A simpler example of Annotation of type Comment of an entire resource:

{
    "@context": "https://raw2.github.com/Annotopia/AtSmartStorage/master/web-app/data/OAContext.json",
    "@id": "urn:temp:001",
    "@type": "http://www.w3.org/ns/oa#Annotation",
    "motivatedBy": "oa:commenting",
    "annotatedBy": {
        "@id": "http://orcid.org/0000-0002-5156-2703",
        "@type": "foaf:Person",
        "foaf:name": "Paolo Ciccarese"
    },
    "annotatedAt": "2014-02-17T09:46:11EST",
    "serializedBy": "urn:application:domeo",
    "serializedAt": "2014-02-17T09:46:51EST",
    "hasBody": {
        "@type": [
            "cnt:ContentAsText",
            "dctypes:Text"
        ],
        "cnt:chars": "This is an interesting document",
        "dc:format": "text/plain"
    },
    "hasTarget": "http://paolociccarese.info"
}
 
Note that:
  • the 'hasBody' shows how to encode textual content
  • the 'hasTarget' is just a URI**.
** Note that as the target is a URI, anything identifiable can be annotated.

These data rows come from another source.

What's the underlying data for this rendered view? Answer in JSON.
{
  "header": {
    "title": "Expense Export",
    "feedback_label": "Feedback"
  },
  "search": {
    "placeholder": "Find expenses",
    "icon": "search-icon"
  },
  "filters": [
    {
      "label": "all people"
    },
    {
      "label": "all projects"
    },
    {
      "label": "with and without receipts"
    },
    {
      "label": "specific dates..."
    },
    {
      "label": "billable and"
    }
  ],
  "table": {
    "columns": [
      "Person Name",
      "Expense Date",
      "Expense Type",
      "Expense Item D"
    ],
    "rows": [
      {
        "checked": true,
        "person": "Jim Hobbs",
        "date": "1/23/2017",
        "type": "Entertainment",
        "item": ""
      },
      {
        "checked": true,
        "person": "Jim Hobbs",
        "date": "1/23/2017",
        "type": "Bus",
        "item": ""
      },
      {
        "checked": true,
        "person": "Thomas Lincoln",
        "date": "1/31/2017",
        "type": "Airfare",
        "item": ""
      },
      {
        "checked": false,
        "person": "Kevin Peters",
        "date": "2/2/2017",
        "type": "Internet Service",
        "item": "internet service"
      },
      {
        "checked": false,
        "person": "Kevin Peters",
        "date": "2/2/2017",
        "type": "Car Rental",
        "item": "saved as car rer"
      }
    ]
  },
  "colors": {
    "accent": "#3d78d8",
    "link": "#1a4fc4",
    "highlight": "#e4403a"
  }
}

In the above case we are annotating a web page, but the URI could be the identifier for a Data point as well.

Once the POST is sent, if everything is correct, the server (if "outCmd":"frame" was specified) will return a result message that has the following structure:

{"status":"saved", "result": {"duration": "1764ms","graphs":"1","item":[{
  "@context" : {
    ...
  },
  "@graph" : [ {
    "@id" : "http://myserver.example.com:8090/s/annotation/597C3DE9-8657-4FA6-ABCA-895A74B448E9",
    "@type" : "oa:Annotation",
    "http://purl.org/pav/previousVersion" : "urn:temp:7",
    "annotatedAt" : "2014-02-17T09:46:11EST",
    "annotatedBy" : {
      "@id" : "http://orcid.org/0000-0002-5156-2703",
      "@type" : "foaf:Person",
      "name" : "Paolo Ciccarese"
    },
    "hasTarget" : {
      "@id" : "http://myserver.example.com:8090/s/resource/ED20AE10-4916-485C-903D-54D6F11DF682",
      "@type" : "oa:SpecificResource",
      "http://purl.org/pav/previousVersion" : "urn:temp:8",
      "hasSelector" : {
        "@id" : "_:b0",
        "@type" : "oa:TextQuoteSelector",
        "exact" : "senior scientist and software engineer",
        "prefix" : "I am a",
        "suffix" : ", working in the bio-medical informatics field since the year 2000"
      },
      "hasSource" : {
        "@id" : "http://paolociccarese.info",
        "@type" : "dctypes:Text"
      }
    },
    "motivatedBy" : "oa:highlighting",
    "serializedAt" : "2014-02-17T09:46:51EST",
    "serializedBy" : "urn:application:utopia"
  } ]
}]}}

Note that:
  • the updated message is stored in the "item" section in a '@graph'
  • the '@id' have been updated with resolvable URIs
  • the property "http://purl.org/pav/previousVersion" returns the original temporary '@id' for matching.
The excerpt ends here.